How The President Hopes To Cut College Costs (And Why His Plan Might Sound Familiar To Hoosiers)
President Obama delivered a shot heard ’round the higher education world during his State of the Union address Tuesday.
“Let me put colleges and universities on notice,” the President told Congress. “If you can’t stop tuition from going up, the funding you get from taxpayers will go down.”
To carry out this vision, we learned Friday, Mr. Obama plans to link colleges’ eligibility for federal student aid programs to “the institutions’ success in improving affordability and value for students,” reports The New York Times:
Under the plan, which the president outlined on Friday morning in a speech at the University of Michigan, the amount available for Perkins loans would grow to $8 billion, from the current $1 billion. The president also wants to create a $1 billion grant competition, along the lines of the Race for the Top program for elementary and secondary education, to reward states that take action to keep college costs down, and a separate $55 million competition for individual colleges to increase their value and efficiency.
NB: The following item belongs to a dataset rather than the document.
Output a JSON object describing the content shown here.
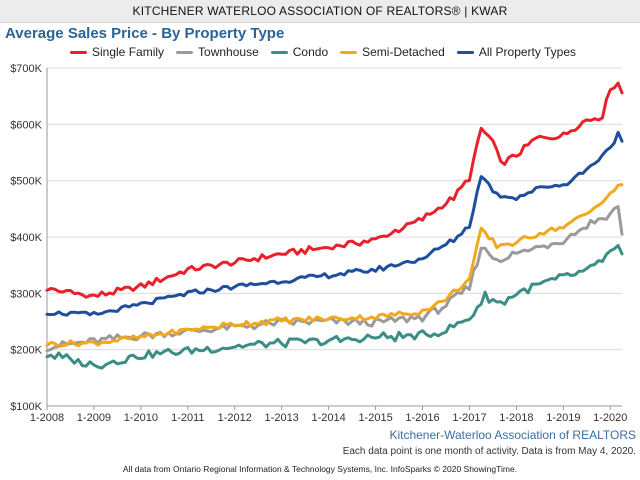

Federal Grants & Scholarships Received | |
---|---|
IU Bloomington | $153.0 million |
Purdue-Main Campus | $119.1 million |
Ball State | $77.4 million |
SOURCE: NCES |
In a White House fact sheet released Friday (EdWeek has it here), administration officials said the President’s plan would be designed to incentivize schools to offer “quality education and training that prepares graduates to obtain employment and repay their loans.” If a university can’t do this, they will receive less federal student aid money, if not lose that funding altogether.
If the plan is implemented, Indiana’s public colleges would likely face “accountability” measures from two sets of education policymakers — from federal officials, urging schools to cut students’ cost of attendance; and from the state level, to increase the number of students who graduate on time.
The Indiana Commission for Higher Education is recommending increasing the percentage of the state’s higher education budget given to Indiana’s public colleges and universities based on their performance. It’s a move Indiana’s higher education officials hope will save students money.
Indiana’s public universities are mostly on-board with the state’s performance funding plan — although they have some concerns about how the plan will be implemented.
But will federal lawmakers get on-board with the President’s plan? Some are skeptical a “Race to the Top”-like initiative will work in colleges, especially because some states are struggling to implement the administration’s signature education program in a K-12 setting.
Amy Laitinen at the The Quick & The Ed, on the other hand, writes Congress is likely to get behind the plan:
Although we don’t yet know all the details, it seems these proposals have the potential to make a real difference for students. In an election year in which 75 percent of Americans think college is unaffordable and 57 percent say college is not a good value, it’s hard to imagine how Congress could justify not leveraging existing dollars to rein in costs or to making the costs and benefits of going to college more transparent to students and their families.